There's also a natural level of variation from any athlete to another in terms of what can be absorbed just because no two humans and their gut microbiomes are identical. But, overall, it appears fair to say that body size is much less of an influential factor in setting carb intake rates than common sense would otherwise suggest.
What does 30, 60, 90g of carb per hour really look like?
How an athlete chooses to ingest their carbs is a very individual matter and there are many options to choose from - from specific sports fuels like gels, chews, bars, energy drinks to all sorts of real foods.
The pros and cons of each warrant a discussion of their own, but suffice to say that as long as whatever you take ‘agrees’ with your digestive system and works in a practical sense given the logistical constraints of your sport, there are few ‘right' or 'wrong’ answers.
The key factor, as we’ve continued to stress throughout this whole article, is delivering roughly the right amount of carbohydrate per hour in order to adequately address your energy needs.
Here’s a table with the typical carb content you’d expect to find in a number of common energy products:
|Food / sports nutrition product||Carbohydrate content|
|Sports energy gel*||Usually 20-30g (variable)|
|Sports drink mixes*||~30g per 500ml|
|Sports chews* (per serving, can be ~4 chews)||20-30g (variable)|
|Typical energy bar||40-60g|
|Jelly babies (per 4 sweets)||21g|
|Coca Cola (375ml can)||40g|
*Always check the packaging on products as different brands contain different types and amounts of carbohydrates.

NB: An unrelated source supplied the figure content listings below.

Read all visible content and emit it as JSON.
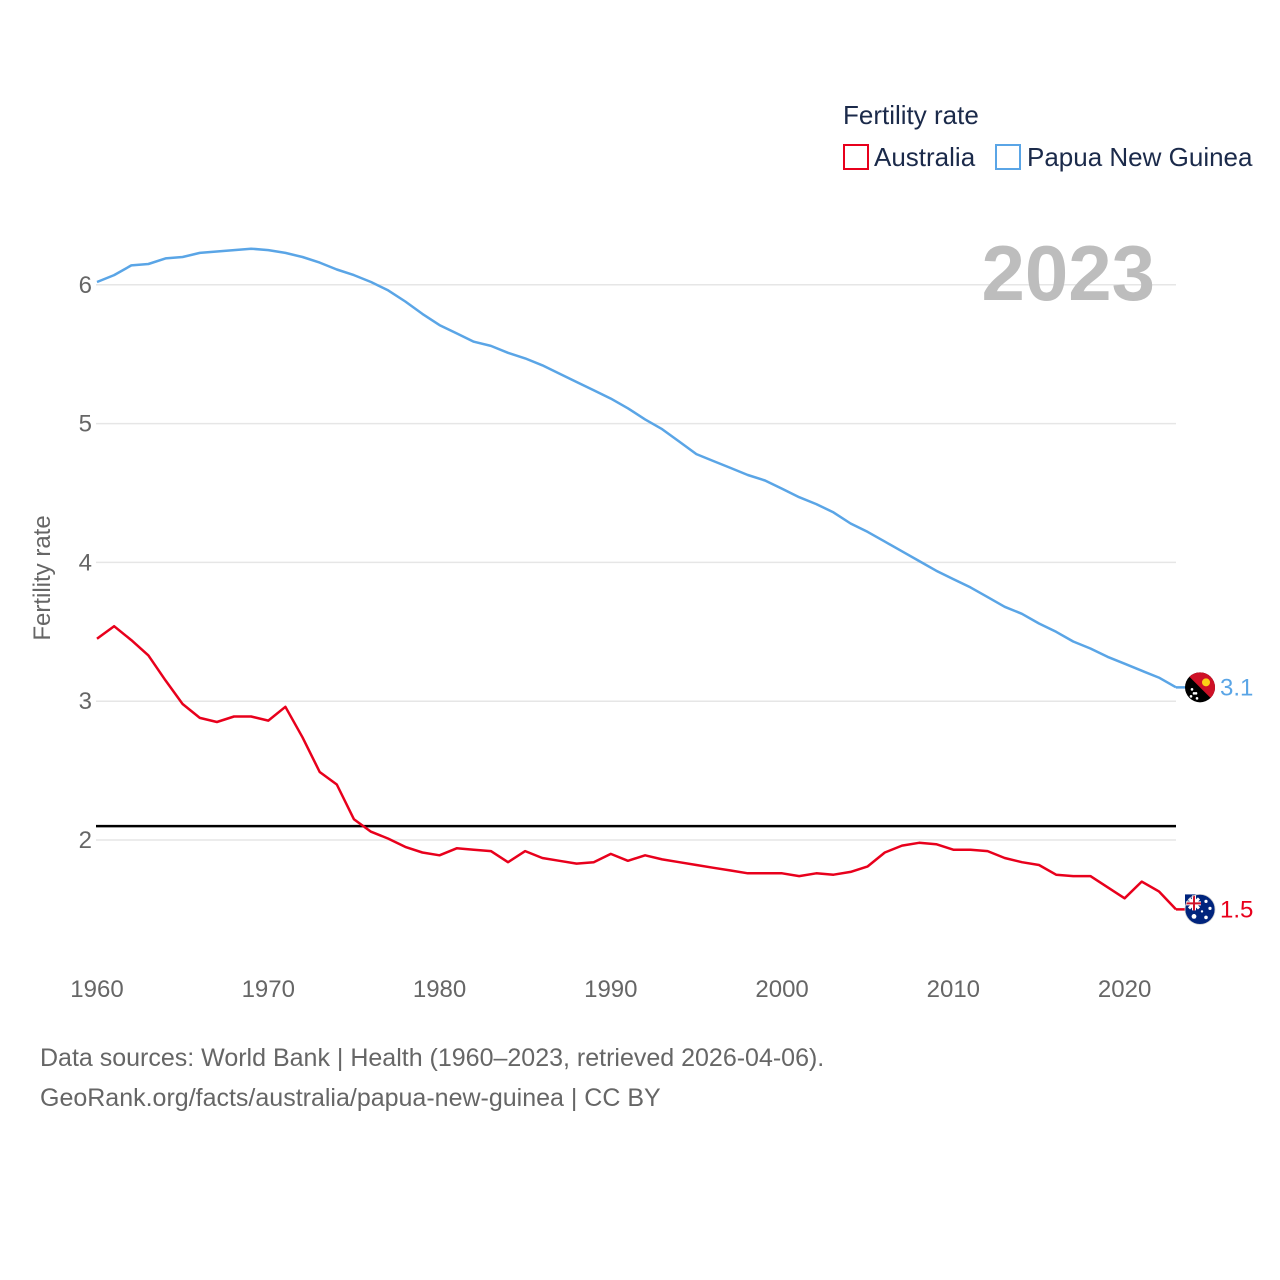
{
  "chart_data": {
    "type": "line",
    "ylabel": "Fertility rate",
    "legend_title": "Fertility rate",
    "year_label": "2023",
    "xlim": [
      1960,
      2023
    ],
    "ylim": [
      1.15,
      6.45
    ],
    "x_ticks": [
      1960,
      1970,
      1980,
      1990,
      2000,
      2010,
      2020
    ],
    "y_ticks": [
      2,
      3,
      4,
      5,
      6
    ],
    "reference_line": 2.1,
    "x": [
      1960,
      1961,
      1962,
      1963,
      1964,
      1965,
      1966,
      1967,
      1968,
      1969,
      1970,
      1971,
      1972,
      1973,
      1974,
      1975,
      1976,
      1977,
      1978,
      1979,
      1980,
      1981,
      1982,
      1983,
      1984,
      1985,
      1986,
      1987,
      1988,
      1989,
      1990,
      1991,
      1992,
      1993,
      1994,
      1995,
      1996,
      1997,
      1998,
      1999,
      2000,
      2001,
      2002,
      2003,
      2004,
      2005,
      2006,
      2007,
      2008,
      2009,
      2010,
      2011,
      2012,
      2013,
      2014,
      2015,
      2016,
      2017,
      2018,
      2019,
      2020,
      2021,
      2022,
      2023
    ],
    "series": [
      {
        "name": "Australia",
        "color": "#e8001c",
        "end_label": "1.5",
        "flag": "australia-flag",
        "values": [
          3.45,
          3.54,
          3.44,
          3.33,
          3.15,
          2.98,
          2.88,
          2.85,
          2.89,
          2.89,
          2.86,
          2.96,
          2.74,
          2.49,
          2.4,
          2.15,
          2.06,
          2.01,
          1.95,
          1.91,
          1.89,
          1.94,
          1.93,
          1.92,
          1.84,
          1.92,
          1.87,
          1.85,
          1.83,
          1.84,
          1.9,
          1.85,
          1.89,
          1.86,
          1.84,
          1.82,
          1.8,
          1.78,
          1.76,
          1.76,
          1.76,
          1.74,
          1.76,
          1.75,
          1.77,
          1.81,
          1.91,
          1.96,
          1.98,
          1.97,
          1.93,
          1.93,
          1.92,
          1.87,
          1.84,
          1.82,
          1.75,
          1.74,
          1.74,
          1.66,
          1.58,
          1.7,
          1.63,
          1.5
        ]
      },
      {
        "name": "Papua New Guinea",
        "color": "#5aa5e6",
        "end_label": "3.1",
        "flag": "papua-new-guinea-flag",
        "values": [
          6.02,
          6.07,
          6.14,
          6.15,
          6.19,
          6.2,
          6.23,
          6.24,
          6.25,
          6.26,
          6.25,
          6.23,
          6.2,
          6.16,
          6.11,
          6.07,
          6.02,
          5.96,
          5.88,
          5.79,
          5.71,
          5.65,
          5.59,
          5.56,
          5.51,
          5.47,
          5.42,
          5.36,
          5.3,
          5.24,
          5.18,
          5.11,
          5.03,
          4.96,
          4.87,
          4.78,
          4.73,
          4.68,
          4.63,
          4.59,
          4.53,
          4.47,
          4.42,
          4.36,
          4.28,
          4.22,
          4.15,
          4.08,
          4.01,
          3.94,
          3.88,
          3.82,
          3.75,
          3.68,
          3.63,
          3.56,
          3.5,
          3.43,
          3.38,
          3.32,
          3.27,
          3.22,
          3.17,
          3.1
        ]
      }
    ]
  },
  "footer": {
    "source_line": "Data sources: World Bank | Health (1960–2023, retrieved 2026-04-06).",
    "credit_line": "GeoRank.org/facts/australia/papua-new-guinea | CC BY"
  }
}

Ok I know my numbers now, so what’s next?
Now that you’ve hopefully got a better idea of the amount of carbohydrate you need to be taking in to perform at your best, it’s worth considering what types of products or foods will be best for you.
It’s perhaps a fairly obvious statement to make but this can differ widely from sport to sport and is also heavily dependent on the duration and intensity of your exercise, the environment you’re competing in, and of course your personal taste preferences.